U.S.-based Molycorp (), which mines rare earth minerals in California, plans to file as early as this month for bankruptcy protection, according to The Wall Street Journal. The company has already skipped a bond interest payment, pushing it perilously close to default.
Bankruptcy would represent a stunning fall for Molycorp, which benefited greatly from a supply crunch brought on by China. Rare earth minerals are used in smartphones, hybrid vehicles, missile systems, medical devices and other electronic products.
China controls about 95% of global rare earths production, and holds half the world’s reserves of these metals, according to U.S. think tank National Center for Policy Analysis.
For years, China controlled the export of rare earths, and instituted export tariffs as a way to boost its own industry and prevent depletion of natural resources. In 2010, Beijing abruptly reduced its export quota, pushing prices sky high and creating supply disruptions around the globe.
Prices were rising dramatically when Molycorp went public, and the company invested heavily in mines that extract rare earths from the ground. As mineral prices reached record levels in 2011, investors snapped up company shares.
But then the rare earths pricing bubble burst as new supply sources came online, and manufacturers replaced rare earths with substitute materials.

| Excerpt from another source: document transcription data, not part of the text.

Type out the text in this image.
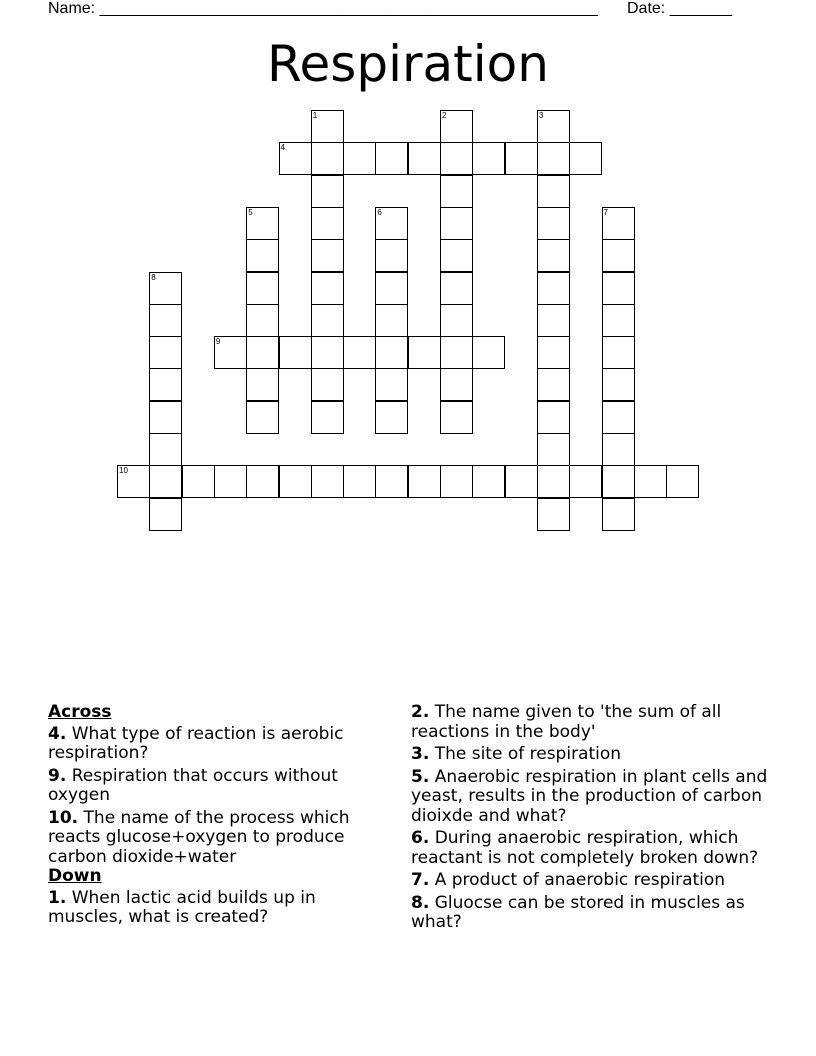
Name: ________________________________________________________ Date: _______
Respiration
1	2	3
4
5	6	7
8
9
10
Across
4. What type of reaction is aerobic respiration?
9. Respiration that occurs without oxygen
10. The name of the process which reacts glucose+oxygen to produce carbon dioxide+water
Down
1. When lactic acid builds up in muscles, what is created?
2. The name given to 'the sum of all reactions in the body'
3. The site of respiration
5. Anaerobic respiration in plant cells and yeast, results in the production of carbon dioixde and what?
6. During anaerobic respiration, which reactant is not completely broken down?
7. A product of anaerobic respiration
8. Gluocse can be stored in muscles as what?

China added to Molycorp’s pain in January, when Beijing dropped a longstanding export quota on rare earth metals after losing a trade case at the World Trade Organization. And in April, Beijing abandoned its export tariffs on the minerals, which will help keep prices low.
Plummeting prices have pushed Molycorp into the deep end. The company recently announced a $608 million annual net loss, and shares have tumbled by 57% so far this year.
Meanwhile, China’s rare earths companies are still flying high — Inner Mongolia Baotou Steel is up 66% so far this year in Shanghai trading, China Northern Rare Earth has surged 45% and China Minmetals Rare Earth is up 32%.